A light and sound show depicted the areas of the complex as we walked through the tunnel.

This side-shaft led to the 1,000-bed hospital.

Gen. Douglas MacArthur was directly ordered by the President to leave the island before its surrender. This is the dock from which he and his party departed on a squadron of PT boats.

After we had finished our stay at the Atlantis resort at Dumaguete, we had a day to kill in Manila before boarding our double red-eye flight home. So we got on a bus for a tour of the city.

This is the U.S. Embassy, overlook Manila Bay.

This is the memorial to Jose Rizal, considered the "George Washington" of the Philippines. An intellectual, poet and author rather than a military leader, he is considered a hero for creating a national consciousness for the Filipino people during a time when the Spanish treated them as subhuman. Taken prisoner by the Spanish, he was executed on this spot in 1896. Sometime later, his body was moved and interred here.

We visited Intramuros, the walled city within Manila built by the Spanish as a power base.

One structure within Itramuros was Fort Santiago.

We went in.

Jose Rizal was held prisoner in the fort and was marched from there to his place of execution. His route is marked by bronze footsteps embedded in the pavement.

These grates open onto old Spanish dungeons in the fort. During World War II, Filipino and American prisoners were held there and tortured by the Japanese.

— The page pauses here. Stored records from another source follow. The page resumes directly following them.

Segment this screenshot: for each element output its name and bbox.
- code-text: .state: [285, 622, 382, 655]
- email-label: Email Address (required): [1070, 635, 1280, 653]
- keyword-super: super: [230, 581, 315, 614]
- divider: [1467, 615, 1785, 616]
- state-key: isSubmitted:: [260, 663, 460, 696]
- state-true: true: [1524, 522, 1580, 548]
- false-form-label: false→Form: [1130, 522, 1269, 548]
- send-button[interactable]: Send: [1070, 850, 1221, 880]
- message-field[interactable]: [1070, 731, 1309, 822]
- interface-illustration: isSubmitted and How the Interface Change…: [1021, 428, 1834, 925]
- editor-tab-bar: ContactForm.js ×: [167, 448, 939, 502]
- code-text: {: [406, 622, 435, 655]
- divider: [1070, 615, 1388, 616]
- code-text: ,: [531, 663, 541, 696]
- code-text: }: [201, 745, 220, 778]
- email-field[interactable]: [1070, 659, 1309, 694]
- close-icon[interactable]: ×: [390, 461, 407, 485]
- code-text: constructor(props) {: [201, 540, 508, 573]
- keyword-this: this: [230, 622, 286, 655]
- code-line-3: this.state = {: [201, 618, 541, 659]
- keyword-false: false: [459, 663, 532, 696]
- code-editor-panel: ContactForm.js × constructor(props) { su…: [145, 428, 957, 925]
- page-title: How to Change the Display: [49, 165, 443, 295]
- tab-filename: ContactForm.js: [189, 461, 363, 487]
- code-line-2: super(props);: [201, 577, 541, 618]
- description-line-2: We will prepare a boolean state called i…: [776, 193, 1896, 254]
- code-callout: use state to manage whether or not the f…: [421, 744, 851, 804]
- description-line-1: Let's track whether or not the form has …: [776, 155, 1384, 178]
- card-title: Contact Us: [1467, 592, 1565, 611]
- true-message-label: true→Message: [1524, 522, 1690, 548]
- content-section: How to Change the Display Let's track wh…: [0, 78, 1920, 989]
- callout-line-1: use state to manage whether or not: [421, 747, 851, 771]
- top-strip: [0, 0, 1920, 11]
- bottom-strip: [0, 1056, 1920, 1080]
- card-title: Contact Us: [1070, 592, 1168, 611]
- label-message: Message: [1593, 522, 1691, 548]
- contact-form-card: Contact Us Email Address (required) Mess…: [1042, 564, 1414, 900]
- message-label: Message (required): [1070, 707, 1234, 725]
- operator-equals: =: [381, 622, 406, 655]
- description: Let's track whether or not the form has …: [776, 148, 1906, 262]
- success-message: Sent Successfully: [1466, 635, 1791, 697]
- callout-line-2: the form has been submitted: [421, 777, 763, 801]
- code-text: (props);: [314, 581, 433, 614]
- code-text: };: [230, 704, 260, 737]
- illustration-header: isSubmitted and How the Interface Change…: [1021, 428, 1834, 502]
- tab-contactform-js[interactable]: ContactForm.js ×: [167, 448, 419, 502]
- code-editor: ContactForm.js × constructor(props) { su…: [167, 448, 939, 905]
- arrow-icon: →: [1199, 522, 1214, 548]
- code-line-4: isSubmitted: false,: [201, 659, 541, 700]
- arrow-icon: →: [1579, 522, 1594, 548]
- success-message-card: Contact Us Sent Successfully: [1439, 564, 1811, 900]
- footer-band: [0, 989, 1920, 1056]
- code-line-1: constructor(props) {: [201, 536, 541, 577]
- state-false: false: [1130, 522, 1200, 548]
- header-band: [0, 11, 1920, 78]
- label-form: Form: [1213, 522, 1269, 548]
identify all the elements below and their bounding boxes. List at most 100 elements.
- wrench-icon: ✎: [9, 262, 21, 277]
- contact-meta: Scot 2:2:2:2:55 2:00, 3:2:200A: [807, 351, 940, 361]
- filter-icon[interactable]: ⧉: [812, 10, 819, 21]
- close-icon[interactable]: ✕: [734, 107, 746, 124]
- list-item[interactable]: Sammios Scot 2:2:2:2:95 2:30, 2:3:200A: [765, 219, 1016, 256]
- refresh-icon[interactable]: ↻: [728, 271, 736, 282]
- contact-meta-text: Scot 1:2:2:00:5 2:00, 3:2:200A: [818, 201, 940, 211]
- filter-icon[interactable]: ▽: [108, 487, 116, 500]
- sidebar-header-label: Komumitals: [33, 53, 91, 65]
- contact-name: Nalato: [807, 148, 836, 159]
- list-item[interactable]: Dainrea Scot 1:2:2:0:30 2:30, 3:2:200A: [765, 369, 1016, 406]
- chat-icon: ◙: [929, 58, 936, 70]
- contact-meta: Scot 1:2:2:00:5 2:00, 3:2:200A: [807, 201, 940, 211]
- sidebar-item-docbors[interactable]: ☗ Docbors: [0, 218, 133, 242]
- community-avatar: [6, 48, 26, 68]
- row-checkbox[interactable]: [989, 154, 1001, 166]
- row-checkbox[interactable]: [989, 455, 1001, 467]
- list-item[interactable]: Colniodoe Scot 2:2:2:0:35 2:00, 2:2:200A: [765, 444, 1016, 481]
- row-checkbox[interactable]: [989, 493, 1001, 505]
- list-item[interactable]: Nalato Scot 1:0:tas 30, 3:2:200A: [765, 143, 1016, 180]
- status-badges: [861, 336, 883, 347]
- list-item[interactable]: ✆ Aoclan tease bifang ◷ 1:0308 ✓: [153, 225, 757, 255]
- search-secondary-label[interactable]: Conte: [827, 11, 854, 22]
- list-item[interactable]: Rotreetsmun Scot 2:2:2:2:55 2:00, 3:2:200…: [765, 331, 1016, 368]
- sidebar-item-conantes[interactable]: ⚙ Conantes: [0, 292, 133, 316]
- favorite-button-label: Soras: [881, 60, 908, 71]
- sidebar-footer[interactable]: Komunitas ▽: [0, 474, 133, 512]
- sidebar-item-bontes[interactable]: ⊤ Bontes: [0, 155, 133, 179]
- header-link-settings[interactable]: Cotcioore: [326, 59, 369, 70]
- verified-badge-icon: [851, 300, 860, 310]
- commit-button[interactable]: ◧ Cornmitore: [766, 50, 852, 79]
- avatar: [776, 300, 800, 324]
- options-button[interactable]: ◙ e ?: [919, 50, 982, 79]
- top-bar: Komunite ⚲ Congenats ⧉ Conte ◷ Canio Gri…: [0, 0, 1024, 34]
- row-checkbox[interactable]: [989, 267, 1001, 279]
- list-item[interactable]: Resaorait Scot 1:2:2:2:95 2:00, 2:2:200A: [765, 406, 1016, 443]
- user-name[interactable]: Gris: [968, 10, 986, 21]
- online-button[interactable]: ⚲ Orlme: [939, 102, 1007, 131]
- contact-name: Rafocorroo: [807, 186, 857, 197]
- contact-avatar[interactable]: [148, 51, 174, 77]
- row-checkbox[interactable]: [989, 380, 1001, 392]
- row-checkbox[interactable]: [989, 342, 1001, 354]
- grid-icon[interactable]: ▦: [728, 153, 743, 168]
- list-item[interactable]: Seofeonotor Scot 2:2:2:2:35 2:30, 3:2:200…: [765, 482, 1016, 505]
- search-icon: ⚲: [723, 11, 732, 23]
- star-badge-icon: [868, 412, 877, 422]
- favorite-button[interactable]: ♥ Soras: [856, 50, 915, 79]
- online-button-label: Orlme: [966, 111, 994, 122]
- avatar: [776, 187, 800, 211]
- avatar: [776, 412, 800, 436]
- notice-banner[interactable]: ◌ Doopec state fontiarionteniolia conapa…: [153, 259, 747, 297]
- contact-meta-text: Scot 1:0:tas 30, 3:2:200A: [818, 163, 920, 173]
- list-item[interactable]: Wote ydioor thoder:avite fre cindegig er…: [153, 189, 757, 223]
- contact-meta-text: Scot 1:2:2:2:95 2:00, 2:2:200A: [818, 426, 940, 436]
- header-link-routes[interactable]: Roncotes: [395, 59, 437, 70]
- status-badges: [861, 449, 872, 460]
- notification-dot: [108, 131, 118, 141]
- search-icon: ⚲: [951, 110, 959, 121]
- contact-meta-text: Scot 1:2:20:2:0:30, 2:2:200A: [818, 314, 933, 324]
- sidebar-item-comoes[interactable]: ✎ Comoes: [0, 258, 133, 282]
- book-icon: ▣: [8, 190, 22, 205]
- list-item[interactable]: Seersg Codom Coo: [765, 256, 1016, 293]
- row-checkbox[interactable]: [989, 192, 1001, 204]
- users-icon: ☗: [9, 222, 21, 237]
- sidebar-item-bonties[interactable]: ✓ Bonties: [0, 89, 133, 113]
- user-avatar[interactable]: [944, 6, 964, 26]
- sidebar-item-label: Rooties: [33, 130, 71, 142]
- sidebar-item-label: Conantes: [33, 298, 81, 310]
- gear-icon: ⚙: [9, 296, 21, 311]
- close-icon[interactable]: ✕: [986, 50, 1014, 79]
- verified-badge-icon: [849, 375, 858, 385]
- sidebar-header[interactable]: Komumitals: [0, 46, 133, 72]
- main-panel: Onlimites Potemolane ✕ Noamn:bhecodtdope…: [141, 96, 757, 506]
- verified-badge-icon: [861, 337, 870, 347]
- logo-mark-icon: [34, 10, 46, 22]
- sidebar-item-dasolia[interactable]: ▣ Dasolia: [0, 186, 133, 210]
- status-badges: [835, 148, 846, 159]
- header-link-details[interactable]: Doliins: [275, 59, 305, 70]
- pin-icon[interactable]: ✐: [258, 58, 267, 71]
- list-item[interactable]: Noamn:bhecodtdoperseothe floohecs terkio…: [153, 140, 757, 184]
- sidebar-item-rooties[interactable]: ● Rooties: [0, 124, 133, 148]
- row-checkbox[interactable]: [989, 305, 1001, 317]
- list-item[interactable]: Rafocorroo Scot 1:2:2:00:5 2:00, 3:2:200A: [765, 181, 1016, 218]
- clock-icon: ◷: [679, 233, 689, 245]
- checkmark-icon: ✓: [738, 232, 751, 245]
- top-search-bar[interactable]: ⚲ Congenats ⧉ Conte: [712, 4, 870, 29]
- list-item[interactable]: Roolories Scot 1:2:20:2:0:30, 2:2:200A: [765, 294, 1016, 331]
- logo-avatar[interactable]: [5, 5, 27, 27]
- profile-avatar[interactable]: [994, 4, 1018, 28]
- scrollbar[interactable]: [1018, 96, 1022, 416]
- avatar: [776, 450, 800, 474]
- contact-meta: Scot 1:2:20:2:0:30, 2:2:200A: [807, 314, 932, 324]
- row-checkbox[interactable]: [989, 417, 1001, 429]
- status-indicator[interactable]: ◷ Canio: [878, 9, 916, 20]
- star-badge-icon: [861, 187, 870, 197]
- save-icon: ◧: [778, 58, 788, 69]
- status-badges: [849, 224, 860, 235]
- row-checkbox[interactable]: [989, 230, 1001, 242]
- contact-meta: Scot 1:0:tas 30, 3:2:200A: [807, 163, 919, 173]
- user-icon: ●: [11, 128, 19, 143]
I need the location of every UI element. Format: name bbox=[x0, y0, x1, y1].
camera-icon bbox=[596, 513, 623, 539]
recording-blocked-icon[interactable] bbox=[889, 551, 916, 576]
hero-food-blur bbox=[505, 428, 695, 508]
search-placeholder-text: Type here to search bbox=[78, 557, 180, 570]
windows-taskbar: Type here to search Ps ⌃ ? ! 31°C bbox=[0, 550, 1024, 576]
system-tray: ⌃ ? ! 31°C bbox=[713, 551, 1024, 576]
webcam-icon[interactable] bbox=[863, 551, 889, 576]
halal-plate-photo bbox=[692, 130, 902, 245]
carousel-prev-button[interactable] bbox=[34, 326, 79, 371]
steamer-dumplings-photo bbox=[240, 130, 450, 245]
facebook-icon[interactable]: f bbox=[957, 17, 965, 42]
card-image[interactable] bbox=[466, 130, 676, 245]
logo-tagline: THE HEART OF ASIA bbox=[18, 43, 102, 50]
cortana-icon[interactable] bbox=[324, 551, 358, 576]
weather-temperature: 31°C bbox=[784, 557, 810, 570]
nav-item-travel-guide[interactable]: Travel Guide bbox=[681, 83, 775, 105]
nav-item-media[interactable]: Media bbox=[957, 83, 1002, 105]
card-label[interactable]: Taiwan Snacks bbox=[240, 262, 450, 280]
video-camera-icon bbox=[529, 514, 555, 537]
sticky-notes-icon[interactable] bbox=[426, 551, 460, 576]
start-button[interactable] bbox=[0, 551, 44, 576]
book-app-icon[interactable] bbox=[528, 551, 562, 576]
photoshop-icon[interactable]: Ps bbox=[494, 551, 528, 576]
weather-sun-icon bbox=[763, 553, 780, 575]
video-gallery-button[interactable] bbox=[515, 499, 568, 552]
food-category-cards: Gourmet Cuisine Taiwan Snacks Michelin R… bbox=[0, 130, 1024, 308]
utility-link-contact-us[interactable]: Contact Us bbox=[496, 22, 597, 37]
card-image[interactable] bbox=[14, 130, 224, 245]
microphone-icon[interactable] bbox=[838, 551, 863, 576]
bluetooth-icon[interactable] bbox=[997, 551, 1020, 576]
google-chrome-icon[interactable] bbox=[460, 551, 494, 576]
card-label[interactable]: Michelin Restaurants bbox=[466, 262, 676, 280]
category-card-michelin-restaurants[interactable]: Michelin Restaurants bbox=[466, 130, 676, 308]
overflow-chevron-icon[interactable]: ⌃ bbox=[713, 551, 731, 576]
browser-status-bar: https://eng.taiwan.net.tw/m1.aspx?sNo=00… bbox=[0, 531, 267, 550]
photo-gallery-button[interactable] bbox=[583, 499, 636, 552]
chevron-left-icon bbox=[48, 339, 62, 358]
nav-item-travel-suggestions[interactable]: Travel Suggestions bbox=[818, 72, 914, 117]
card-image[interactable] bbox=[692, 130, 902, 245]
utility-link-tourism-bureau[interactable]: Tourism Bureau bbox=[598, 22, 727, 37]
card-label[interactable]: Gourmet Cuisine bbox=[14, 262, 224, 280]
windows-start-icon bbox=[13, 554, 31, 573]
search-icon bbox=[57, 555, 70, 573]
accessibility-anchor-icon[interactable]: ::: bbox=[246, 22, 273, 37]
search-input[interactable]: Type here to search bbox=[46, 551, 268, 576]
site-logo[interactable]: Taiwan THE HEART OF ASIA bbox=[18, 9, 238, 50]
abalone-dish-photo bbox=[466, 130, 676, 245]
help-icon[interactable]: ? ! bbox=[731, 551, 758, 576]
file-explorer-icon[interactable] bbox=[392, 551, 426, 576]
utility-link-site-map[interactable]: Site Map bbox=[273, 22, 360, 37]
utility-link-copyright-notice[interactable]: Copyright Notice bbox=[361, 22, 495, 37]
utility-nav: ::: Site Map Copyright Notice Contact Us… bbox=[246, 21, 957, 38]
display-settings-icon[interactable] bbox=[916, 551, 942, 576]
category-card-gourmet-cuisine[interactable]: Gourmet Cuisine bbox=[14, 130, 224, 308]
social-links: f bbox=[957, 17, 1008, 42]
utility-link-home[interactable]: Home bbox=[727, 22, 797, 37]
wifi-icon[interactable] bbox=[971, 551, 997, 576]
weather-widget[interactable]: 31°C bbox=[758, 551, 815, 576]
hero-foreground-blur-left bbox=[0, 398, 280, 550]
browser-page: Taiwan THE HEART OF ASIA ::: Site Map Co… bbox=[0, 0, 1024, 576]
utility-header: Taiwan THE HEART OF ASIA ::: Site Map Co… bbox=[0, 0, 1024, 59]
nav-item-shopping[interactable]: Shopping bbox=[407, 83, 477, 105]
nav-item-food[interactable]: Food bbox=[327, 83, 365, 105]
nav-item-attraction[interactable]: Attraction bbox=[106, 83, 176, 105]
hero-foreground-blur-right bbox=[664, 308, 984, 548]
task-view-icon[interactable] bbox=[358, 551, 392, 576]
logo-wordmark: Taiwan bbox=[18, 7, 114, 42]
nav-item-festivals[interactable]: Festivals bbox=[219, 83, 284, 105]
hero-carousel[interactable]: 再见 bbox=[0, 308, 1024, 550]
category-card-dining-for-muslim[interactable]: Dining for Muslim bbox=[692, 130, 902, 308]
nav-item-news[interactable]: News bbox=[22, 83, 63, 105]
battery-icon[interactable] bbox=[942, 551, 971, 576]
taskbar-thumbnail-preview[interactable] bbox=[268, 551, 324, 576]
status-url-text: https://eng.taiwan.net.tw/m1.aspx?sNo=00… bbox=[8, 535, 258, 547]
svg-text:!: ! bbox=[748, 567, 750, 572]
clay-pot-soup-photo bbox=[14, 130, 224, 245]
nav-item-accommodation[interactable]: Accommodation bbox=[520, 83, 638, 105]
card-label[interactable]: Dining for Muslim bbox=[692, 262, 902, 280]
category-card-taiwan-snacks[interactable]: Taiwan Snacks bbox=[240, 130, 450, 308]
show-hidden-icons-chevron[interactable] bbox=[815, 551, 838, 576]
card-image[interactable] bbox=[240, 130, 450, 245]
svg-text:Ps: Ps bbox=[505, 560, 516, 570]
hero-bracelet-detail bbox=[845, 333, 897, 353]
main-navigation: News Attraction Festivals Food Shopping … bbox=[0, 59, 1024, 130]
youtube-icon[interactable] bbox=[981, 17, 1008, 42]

The entrance to the dungeons.

This cross is a memorial to the 600 Filipinos and Americans killed in the dungeons.

We also visited Manila's oldest cathedral.

While we went inside, it wasn't through these doors. Nice doors, though.

The things I most wanted to photograph to exemplify Manila were Jeepneys, buses that abound in the city, looking like something out of the movie Mad Max. Often, they have a rope or bar in place of a driver's-side door. They're descendants of vehicles originally built from old jeeps. Each is uniquely individual, gaudily painted and appear to be made of spare parts. Just because they have a Mercedes Benz hood ornament, for example, doesn't mean they have any Mercedes Benz parts.

 

Alas, the only time we were out on the street with a chance to photograph them directly was at mid-day - a dead period for Jeepney travel. I had to settle for shooting through our bus' window later in the afternoon, which yielded really crummy shots. These were the best of them.

In a city in which traffic is a nightmare, they constitute an icon for Manila.